Of course, there might be another reason certain corners of the internet have become so taken with Tesla. Despite being a handsome chap with a magnificent moustache (and 6-foot-6, which doesn’t tend to hurt), Tesla wasn’t what you’d deem a hit with the ladies. He spent his whole 86-year life entirely chaste — he started off considering himself unworthy of female attention and dedicating all his efforts to his work, ultimately deciding his chastity was useful. Later on, he expressed “disappointment” in women seeking equality and positions of power, and “pushing man aside.” He found overweight women repulsive, would occasionally send female employees home to change their outfits if he didn’t care for how they looked and described himself as having a “violent aversion” to women with pierced ears.
So, MGTOWs like him. They really, really like him — this fiercely intelligent man who had no time for such fripperies as sex, due to doing Important Stuff, and whose lifelong chastity proves the world’s fundamental unfairness.

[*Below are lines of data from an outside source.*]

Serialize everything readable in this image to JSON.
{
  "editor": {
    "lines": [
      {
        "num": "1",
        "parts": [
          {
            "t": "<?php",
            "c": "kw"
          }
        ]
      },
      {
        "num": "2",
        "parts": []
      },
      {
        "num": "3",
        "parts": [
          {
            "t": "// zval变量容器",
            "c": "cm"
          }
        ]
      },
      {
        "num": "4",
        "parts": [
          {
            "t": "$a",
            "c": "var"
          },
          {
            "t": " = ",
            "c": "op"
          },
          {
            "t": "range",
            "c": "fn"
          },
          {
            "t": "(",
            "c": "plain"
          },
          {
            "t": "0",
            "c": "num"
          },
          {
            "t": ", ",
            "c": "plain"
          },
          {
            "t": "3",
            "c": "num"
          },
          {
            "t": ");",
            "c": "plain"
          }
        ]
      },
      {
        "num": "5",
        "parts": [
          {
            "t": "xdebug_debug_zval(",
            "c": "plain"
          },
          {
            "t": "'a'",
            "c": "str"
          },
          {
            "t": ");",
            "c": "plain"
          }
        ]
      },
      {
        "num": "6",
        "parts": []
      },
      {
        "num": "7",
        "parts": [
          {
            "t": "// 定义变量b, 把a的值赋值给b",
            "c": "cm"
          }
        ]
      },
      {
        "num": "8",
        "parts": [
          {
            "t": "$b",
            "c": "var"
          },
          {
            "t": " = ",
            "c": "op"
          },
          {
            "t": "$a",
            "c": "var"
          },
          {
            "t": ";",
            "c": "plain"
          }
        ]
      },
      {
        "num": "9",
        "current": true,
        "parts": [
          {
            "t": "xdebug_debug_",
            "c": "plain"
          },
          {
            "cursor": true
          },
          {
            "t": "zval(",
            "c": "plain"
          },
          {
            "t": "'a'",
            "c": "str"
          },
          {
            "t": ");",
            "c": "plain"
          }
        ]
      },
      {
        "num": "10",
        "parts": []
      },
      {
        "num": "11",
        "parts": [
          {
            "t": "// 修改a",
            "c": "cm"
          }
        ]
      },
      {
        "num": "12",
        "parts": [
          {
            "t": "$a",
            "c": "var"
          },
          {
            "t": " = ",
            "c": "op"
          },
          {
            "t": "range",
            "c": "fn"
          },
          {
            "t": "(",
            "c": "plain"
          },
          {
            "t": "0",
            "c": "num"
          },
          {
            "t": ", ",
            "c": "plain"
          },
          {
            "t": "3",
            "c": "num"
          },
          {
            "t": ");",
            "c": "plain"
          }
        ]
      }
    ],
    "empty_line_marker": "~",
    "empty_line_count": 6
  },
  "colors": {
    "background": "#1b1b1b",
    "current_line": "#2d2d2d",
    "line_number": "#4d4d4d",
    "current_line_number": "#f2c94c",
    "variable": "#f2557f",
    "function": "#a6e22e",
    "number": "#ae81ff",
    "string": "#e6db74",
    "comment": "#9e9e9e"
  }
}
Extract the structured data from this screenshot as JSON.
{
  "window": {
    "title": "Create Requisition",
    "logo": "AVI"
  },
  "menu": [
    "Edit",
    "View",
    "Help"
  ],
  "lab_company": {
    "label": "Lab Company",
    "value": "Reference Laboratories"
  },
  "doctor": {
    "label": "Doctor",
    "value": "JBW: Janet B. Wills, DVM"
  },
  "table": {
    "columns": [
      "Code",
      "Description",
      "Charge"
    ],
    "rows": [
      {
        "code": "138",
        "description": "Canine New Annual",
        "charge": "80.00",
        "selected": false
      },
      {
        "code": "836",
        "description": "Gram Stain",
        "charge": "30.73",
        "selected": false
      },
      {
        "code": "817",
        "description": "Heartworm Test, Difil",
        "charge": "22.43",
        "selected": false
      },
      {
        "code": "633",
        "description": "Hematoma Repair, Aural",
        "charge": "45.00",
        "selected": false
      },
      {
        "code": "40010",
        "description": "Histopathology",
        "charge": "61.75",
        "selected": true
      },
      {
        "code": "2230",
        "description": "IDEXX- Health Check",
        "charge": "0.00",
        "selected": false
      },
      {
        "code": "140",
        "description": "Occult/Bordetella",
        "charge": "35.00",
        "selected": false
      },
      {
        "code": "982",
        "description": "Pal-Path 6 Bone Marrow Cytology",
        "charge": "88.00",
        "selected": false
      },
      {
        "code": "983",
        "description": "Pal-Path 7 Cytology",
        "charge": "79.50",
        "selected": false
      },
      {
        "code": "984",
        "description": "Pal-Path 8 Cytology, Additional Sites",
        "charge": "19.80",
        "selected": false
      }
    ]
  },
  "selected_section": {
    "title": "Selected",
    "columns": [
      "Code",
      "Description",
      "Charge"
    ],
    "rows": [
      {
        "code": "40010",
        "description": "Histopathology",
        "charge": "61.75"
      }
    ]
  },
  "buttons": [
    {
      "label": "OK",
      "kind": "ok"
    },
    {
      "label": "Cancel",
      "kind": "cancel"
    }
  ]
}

He’s mentioned on the MGTOW website as being one of the originators of the idea of Men Going Their Own Way, and you can see why men drawn to that would venerate him.
In fairness to the man himself, it should be noted that it’s not out of the question that the MGTOWs’ adamant insistence that he was one of them is completely ill-founded — Tesla was a massive germaphobe, so it’s entirely possible his aversion to relationships came from being grossed out by the idea of sex, rather than considering himself above it. He often spoke of being lonely, and toward the end of his life expressed regret at having never married.
In the end, both Nikola Tesla and Thomas Edison were extraordinarily talented, flawed men, who left the world a more knowledgeable, better-lit place. But the weird way Tesla’s story has become defined by who he wasn’t, as well as what he didn’t do, does a fascinating figure a disservice. Surely he deserves more of a legacy than his story being half about what a fucker this other guy was, and half about how he was too damn clever to waste his time boning? He was more than just a victim and virgin — he also had a really cool moustache and tried to build a death ray!